Selling for $121,000 last week, it looks like those mods were actually—shockingly—a good investment. It seems like you don't need to be Singer to make an expensive off-road 911, then.
There's a lot going on here, but besides the addition of a roll cage, the car is only really only changed mechanically on the suspension front. New double-adjustable coilovers from JRZ Motorsport are installed at each corner along with taller springs to boost the ride height. The exact lift amount isn't specified, but the new springs are 12-inches tall in the front and 15 in tall in the rear. The listing notes that there are also new fabricated control arms front and rear to ensure correct suspension geometry.
Most of this new height likely isn't to add suspension travel but to fit the new wheels and tires. The 28.5-inch BF Goodrich All-Terrains are fitted to very expensive 17-inch HRE wheels, costing $1,900 a pop. No, that's not including the tires and yes, I'll say it again, that's per wheel. Steelies perhaps would've been a better move here but hey, whoever bought this car can definitely afford to replace a forged aluminum wheel if it eventually meets an uncompromising rock.
Other modifications include a new shifter, head unit, and of course that roof rack with the pointy shovel and spare tire. There's also an ax up there in case you want to spend five hours chopping down a tree. Let's keep our off-road cosplaying reasonable here.
A skidplate now adorns the underside of the engine, and there's some tube metal cladding on the front and rear of the car to protect the bumpers. Speaking of the bumpers, the front is a new one in the style of a 911 GT3 from Rennline and the front fenders are flared in the GT3 cup style. The car also gets those eye-catching rally lights on the hood, a new ducktail spoiler, and decals that say "RHINO." For reference, below is what the car looked like before all of these mods.
All of these modifications to the car definitely cost tens of thousands of dollars, but it's unlikely they cost more than this car eventually re-sold for, even if each wheel cost the seller $1,900. This means that, in a nutshell, the seller bought this Porsche, modified it into a safari off-roader, put 4,000 miles on it, and then sold it for a profit. Not a bad deal.
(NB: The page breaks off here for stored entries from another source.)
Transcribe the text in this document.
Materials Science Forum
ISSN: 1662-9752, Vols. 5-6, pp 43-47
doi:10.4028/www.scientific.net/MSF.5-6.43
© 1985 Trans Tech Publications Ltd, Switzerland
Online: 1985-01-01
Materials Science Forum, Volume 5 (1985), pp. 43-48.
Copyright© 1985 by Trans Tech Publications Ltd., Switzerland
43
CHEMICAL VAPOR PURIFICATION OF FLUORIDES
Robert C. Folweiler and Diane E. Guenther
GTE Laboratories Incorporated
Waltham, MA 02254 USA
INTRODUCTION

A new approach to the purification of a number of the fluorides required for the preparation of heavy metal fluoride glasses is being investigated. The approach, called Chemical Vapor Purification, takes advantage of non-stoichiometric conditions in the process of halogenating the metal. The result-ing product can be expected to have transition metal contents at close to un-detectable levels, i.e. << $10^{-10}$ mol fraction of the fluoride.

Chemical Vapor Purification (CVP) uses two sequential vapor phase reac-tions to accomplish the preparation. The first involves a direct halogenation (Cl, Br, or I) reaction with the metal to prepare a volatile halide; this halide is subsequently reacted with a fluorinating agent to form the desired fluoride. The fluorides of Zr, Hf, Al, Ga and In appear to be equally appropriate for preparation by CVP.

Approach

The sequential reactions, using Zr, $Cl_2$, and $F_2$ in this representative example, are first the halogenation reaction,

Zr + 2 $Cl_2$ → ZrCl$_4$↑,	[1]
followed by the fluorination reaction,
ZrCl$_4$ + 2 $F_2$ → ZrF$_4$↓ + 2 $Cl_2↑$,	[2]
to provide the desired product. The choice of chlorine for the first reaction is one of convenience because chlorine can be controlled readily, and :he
That being said, I'm not sure If I would sprint outside and start putting a lift on your car to flip it for a profit. I would like to say this sort of trend really only applies to cars that were already desirable in the first place, but I could be wrong. If making a car into a quasi off-roader is what's boosting values these days, it makes sense that automakers are all making CUVs now. It also makes sense that Porsche might just be working on a "Safari" style 911 internally, but those are just rumors so far. We'll have to wait and see if Porsche actually pulls the trigger.